従来のトピックモデリング手法は、識別子やコメントなどの自然な要素に依存しており、この依存が効果を制限する可能性がある。本研究は、これらの自然な要素が取り除かれた場合でも効果的なトピックモデリング技術を定義することを目的としている。

2.2 手法

本研究では次の手順を踏んでいる:
1. コメントとドキュメンテーション文字列を削除し、関数名を難読化したPython関数を用意する。
2. LLMを活用してこれらの関数の要約を生成する。
3. 生成された要約に対してトピックモデリングを適用する。

2.3 トピックモデリングの定義

トピックモデリングでは、各ドキュメントに対してトピック分布を定義し、モデルによって推定されるトピックとの関連性を評価する。モデルは、LLM生成の要約から得られたトピックと、既存のドキュメントストリングから得られたトピックを比較する。

3. 実験設定

我々の実験は、CodeSearchNetからランダムに抽出した10,000のPython関数を対象に実施した。各関数のJSONオブジェクトから、関数名、ソースコード全体、および関数のドキュメント文字列の属性を抽出した。関数名は固定のプレースホルダに置き換え、コメントも完全に削除することで、LLMが純粋にコードの構造やロジックに基づいて要約を生成するようにした。要約生成には、計算効率とパフォーマンスのバランスを考慮してGemma2 2B-itモデルを使用し、BERTopicアルゴリズムでトピックモデリングを行った。

4. 結果

トピックモデリングの結果は、主にCvコヒーレンススコアで評価した。このスコアは、各トピック内の上位単語間の意味的一貫性を測定するものである。
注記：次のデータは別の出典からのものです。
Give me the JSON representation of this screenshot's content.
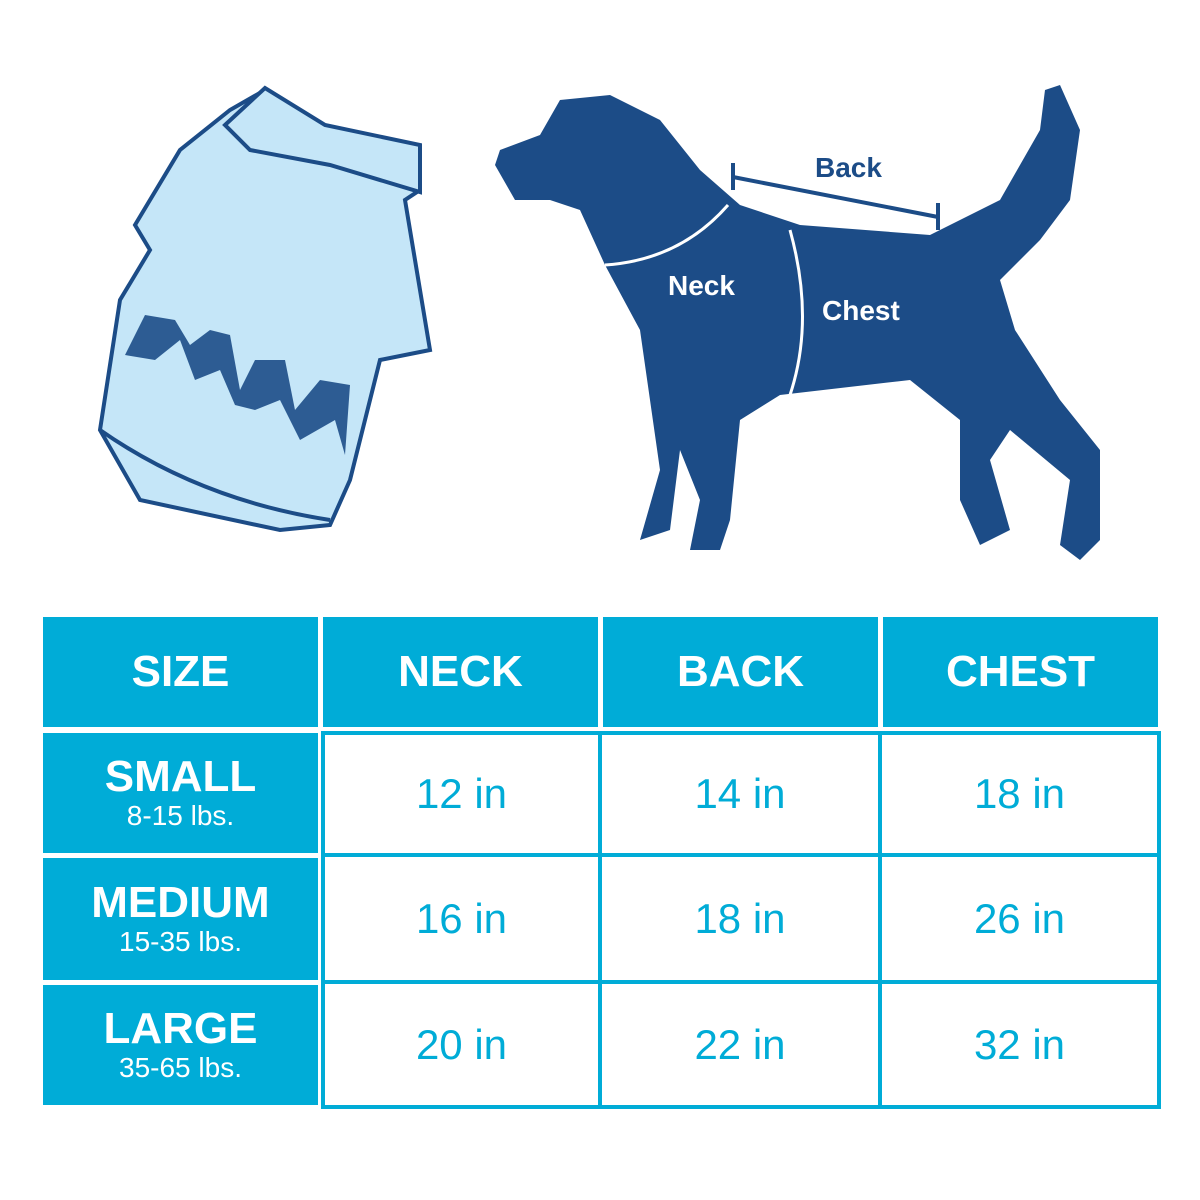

我々の手法で生成されたトピックは平均約0.60のコヒーレンススコアを示し、意味のある単語クラスタが形成されていることが確認された。表1に示すように、「HTTP通信」や「ネットワーク通信」「行列演算」など、意味的に明確で分離されたトピックが抽出された。UMAPを用いた二次元空間での可視化では、セマンティックに類似した文書が効果的にグループ化されていることが示された。

5. 議論

我々の手法の価値は、LLMの内部表現を活用して意味的に豊かな自然言語説明を生成し、それに基づいてトピックモデルを構築する点にある。従来のアプローチと比較した場合、我々の手法はコメントや意味のある識別子がないコードに対しても効果的である。表2に示す結果から、LLM生成の要約に基づくトピックは、開発者が作成したドキュメントから得られる参照トピックに近いことが確認された。さらに、関数名だけから推論されるトピックよりも、LLM要約からのトピックの方が参照トピックとの類似性が高いことが示された。

6. 結論と今後の方向性

LLMを活用したこの新たな手法は、文書やコメントが存在しないコードのトピックモデルを構築する際に優れた性能を発揮する。今後は、この手法を他のソースコードの知識抽出タスクに適用する研究が期待される。